Während Bolsonaro sich im konstanten Verteidigungsmodus befand, war Lula vor allem zurückhaltend. Er ignorierte die Angriffe von rechts und richtete seine Fragen an aussichtslose Kandidaten, um die Sendezeit möglichst schnell herumzukriegen – was angesichts der fast drei Stunden andauernden Debatte ein schwieriges Unterfangen war. Und so wurden die Schwächen des sozialdemokratischen Hoffnungsträgers immer deutlicher: Lula wich jeder auch noch so berechtigten Kritik aus. Der einzige Grund, warum er erneut antritt, dürfte wohl die Existenz von Jair Bolsonaro sein, der in den vergangenen vier Jahren nicht nur den demokratischen Konsens in Brasilien aufgekündigt zu haben scheint, sondern auch einen Großteil der Errungenschaften Lulas, gerade im Bereich der Sozialpolitik, rückgängig machen wollte und will.
Lulas große Leistung des gestrigen Abends war vor allem das gelingende Ausweichen. Glücklich war man, gemessen an den Reaktionen von führenden PT-Politikerinnen, vielleicht nicht; aber der Kandidat Lula scheint sich weiter als „noch gut genug“ zu bewähren.
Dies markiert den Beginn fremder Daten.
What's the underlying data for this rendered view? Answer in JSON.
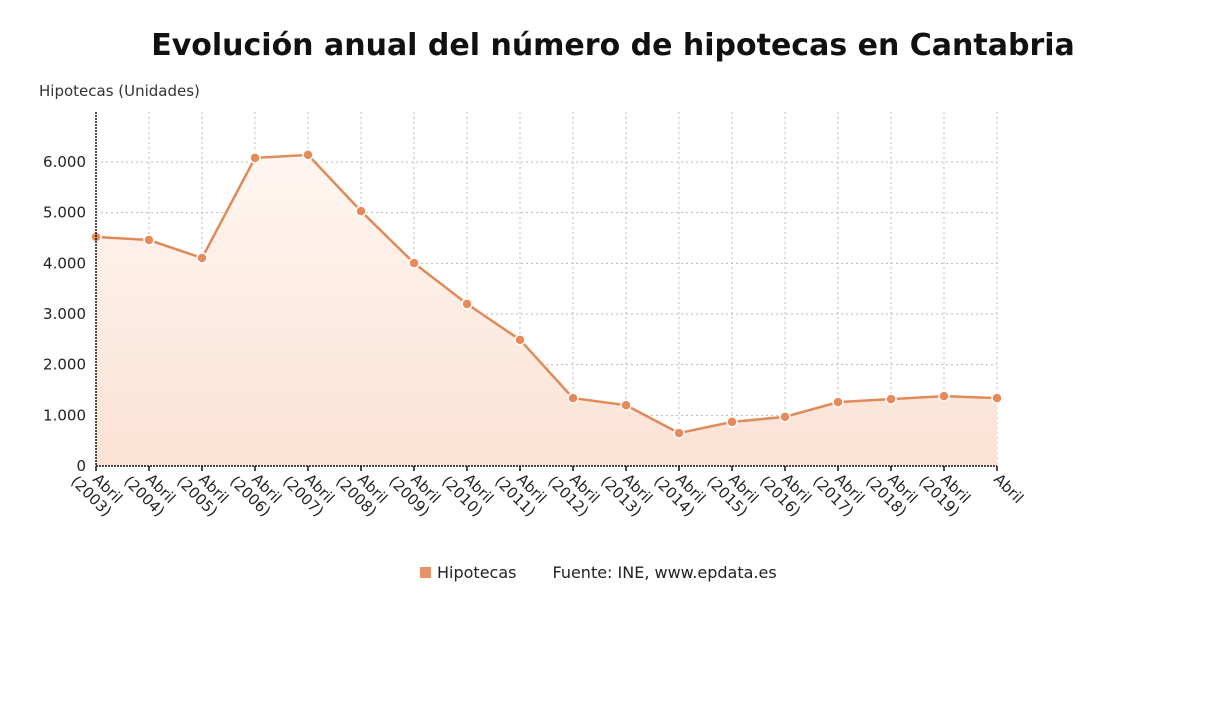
{
  "header": {
    "title": "Evolución anual del número de hipotecas en Cantabria"
  },
  "legend": {
    "series_label": "Hipotecas",
    "source": "Fuente: INE, www.epdata.es"
  },
  "colors": {
    "line": "#e08a5a",
    "fill": "#fbe3d6",
    "grid": "#bbbbbb"
  },
  "chart_data": {
    "type": "area",
    "title": "Evolución anual del número de hipotecas en Cantabria",
    "xlabel": "",
    "ylabel": "Hipotecas (Unidades)",
    "ylim": [
      0,
      7000
    ],
    "yticks": [
      "0",
      "1.000",
      "2.000",
      "3.000",
      "4.000",
      "5.000",
      "6.000"
    ],
    "categories": [
      "Abril (2003)",
      "Abril (2004)",
      "Abril (2005)",
      "Abril (2006)",
      "Abril (2007)",
      "Abril (2008)",
      "Abril (2009)",
      "Abril (2010)",
      "Abril (2011)",
      "Abril (2012)",
      "Abril (2013)",
      "Abril (2014)",
      "Abril (2015)",
      "Abril (2016)",
      "Abril (2017)",
      "Abril (2018)",
      "Abril (2019)",
      "Abril"
    ],
    "series": [
      {
        "name": "Hipotecas",
        "values": [
          4520,
          4460,
          4105,
          6080,
          6140,
          5030,
          4005,
          3200,
          2490,
          1340,
          1200,
          650,
          870,
          970,
          1260,
          1320,
          1380,
          1340
        ]
      }
    ],
    "grid": true,
    "legend_position": "bottom"
  }
}
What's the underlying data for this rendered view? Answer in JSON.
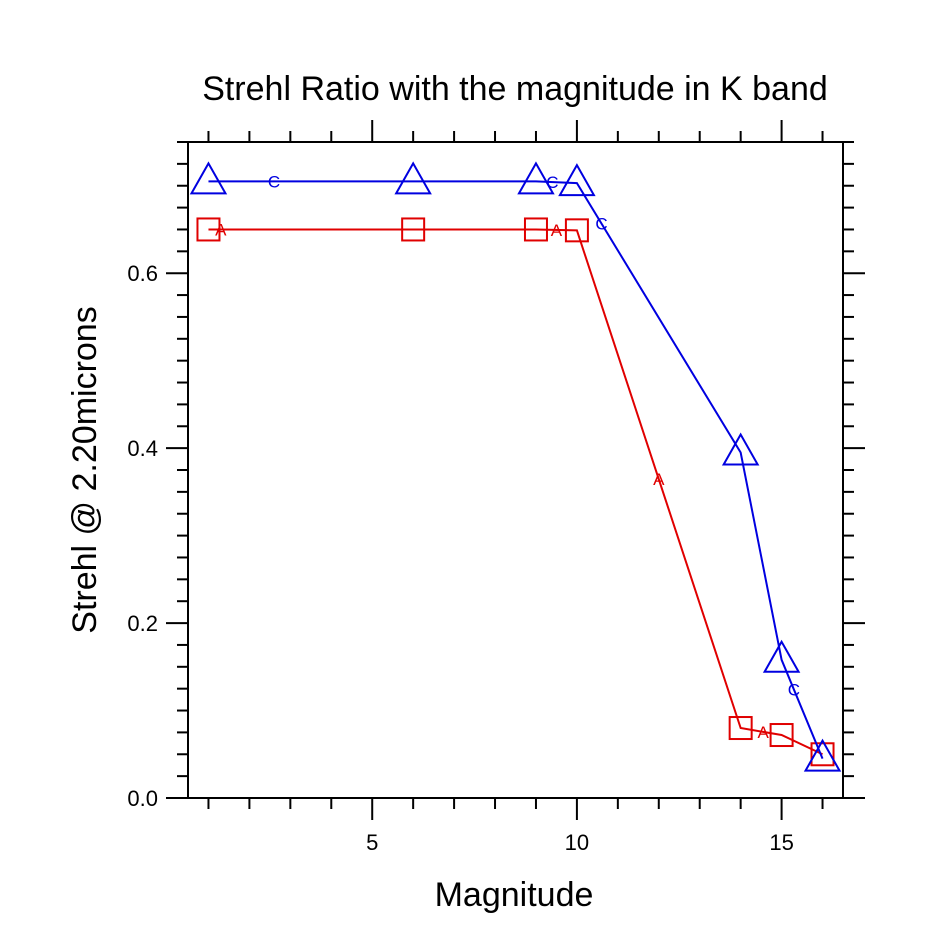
{
  "chart_data": {
    "type": "line",
    "title": "Strehl Ratio with the magnitude in K band",
    "xlabel": "Magnitude",
    "ylabel": "Strehl @ 2.20microns",
    "xlim": [
      0.5,
      16.5
    ],
    "ylim": [
      0.0,
      0.75
    ],
    "x_ticks": [
      5,
      10,
      15
    ],
    "x_tick_labels": [
      "5",
      "10",
      "15"
    ],
    "y_ticks": [
      0.0,
      0.2,
      0.4,
      0.6
    ],
    "y_tick_labels": [
      "0.0",
      "0.2",
      "0.4",
      "0.6"
    ],
    "grid": false,
    "series": [
      {
        "color": "#e00000",
        "marker": "square",
        "line_letter": "A",
        "x": [
          1,
          6,
          9,
          10,
          14,
          15,
          16
        ],
        "y": [
          0.65,
          0.65,
          0.65,
          0.649,
          0.08,
          0.072,
          0.05
        ]
      },
      {
        "color": "#0000e0",
        "marker": "triangle",
        "line_letter": "C",
        "x": [
          1,
          6,
          9,
          10,
          14,
          15,
          16
        ],
        "y": [
          0.705,
          0.705,
          0.705,
          0.703,
          0.395,
          0.158,
          0.045
        ]
      }
    ]
  }
}
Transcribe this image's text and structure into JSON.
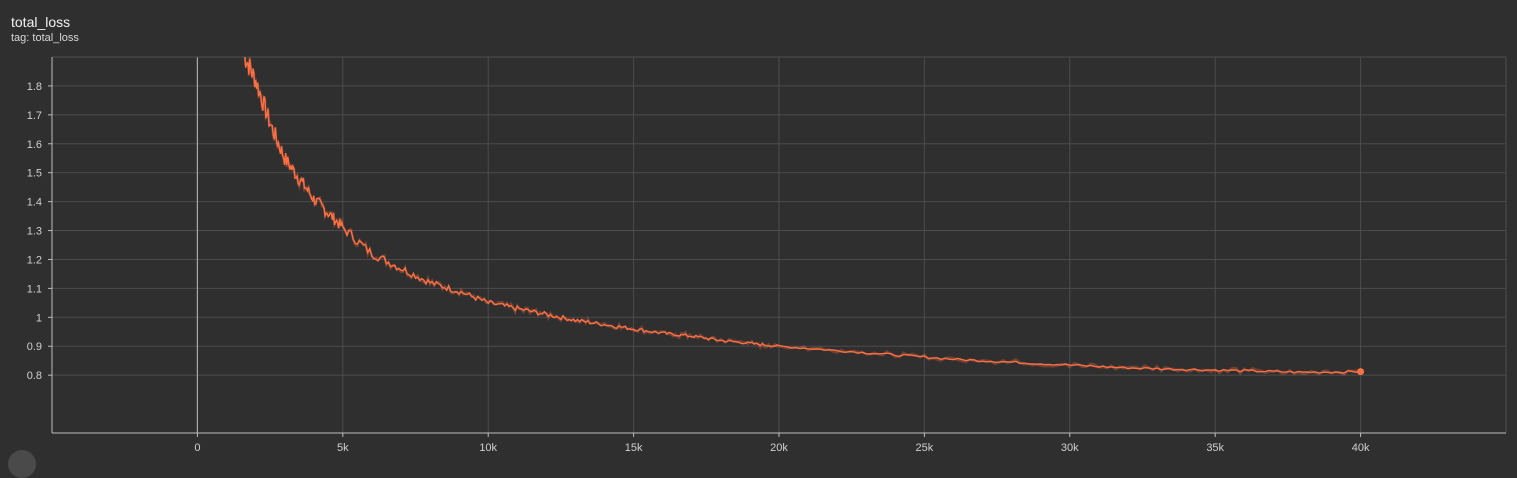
{
  "card": {
    "title": "total_loss",
    "tag": "tag: total_loss"
  },
  "colors": {
    "background": "#2f2f2f",
    "grid": "#4c4c4c",
    "axis": "#bdbdbd",
    "series": "#ff7043"
  },
  "chart_data": {
    "type": "line",
    "title": "total_loss",
    "xlabel": "",
    "ylabel": "",
    "xlim": [
      -5000,
      45000
    ],
    "ylim": [
      0.6,
      1.9
    ],
    "xticks": [
      0,
      5000,
      10000,
      15000,
      20000,
      25000,
      30000,
      35000,
      40000
    ],
    "xtick_labels": [
      "0",
      "5k",
      "10k",
      "15k",
      "20k",
      "25k",
      "30k",
      "35k",
      "40k"
    ],
    "yticks": [
      0.8,
      0.9,
      1.0,
      1.1,
      1.2,
      1.3,
      1.4,
      1.5,
      1.6,
      1.7,
      1.8
    ],
    "ytick_labels": [
      "0.8",
      "0.9",
      "1",
      "1.1",
      "1.2",
      "1.3",
      "1.4",
      "1.5",
      "1.6",
      "1.7",
      "1.8"
    ],
    "grid": true,
    "series": [
      {
        "x": [
          1600,
          2000,
          2500,
          3000,
          3500,
          4000,
          4500,
          5000,
          6000,
          7000,
          8000,
          9000,
          10000,
          11000,
          12000,
          13000,
          14000,
          15000,
          16000,
          17000,
          18000,
          19000,
          20000,
          22000,
          24000,
          26000,
          28000,
          30000,
          32000,
          34000,
          36000,
          38000,
          40000
        ],
        "y": [
          1.91,
          1.82,
          1.67,
          1.55,
          1.48,
          1.41,
          1.36,
          1.31,
          1.22,
          1.17,
          1.12,
          1.09,
          1.05,
          1.03,
          1.01,
          0.99,
          0.975,
          0.96,
          0.945,
          0.935,
          0.92,
          0.91,
          0.9,
          0.885,
          0.87,
          0.855,
          0.845,
          0.835,
          0.825,
          0.82,
          0.815,
          0.81,
          0.812
        ]
      }
    ],
    "last_point": {
      "x": 40000,
      "y": 0.812
    }
  }
}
Lulas und seine Verbündeten dürften also genug Gründe haben, um lachend aus dieser Feuertaufe hervorzugehen.
Und während die Auseinandersetzungen auf der TV-Bühne zum Glück nur verbaler Art blieben, sorgten Beschimpfungen und Schubsereien zwischen einem linken Politiker und einem bolsonaristischen Ex-Minister in der Zuschauerlounge für Aufsehen.
Die Einschaltquoten waren trotz des politischen Zündstoffes erstaunlich niedrig. Viel dürfte die Debatte in der Wählerschaft nicht bewegt haben – dafür aber den Ton für einen schmutzigen Wahlkampf gesetzt haben, der seinen Tiefpunkt an diesem Sonntag wahrscheinlich noch nicht erreicht hat.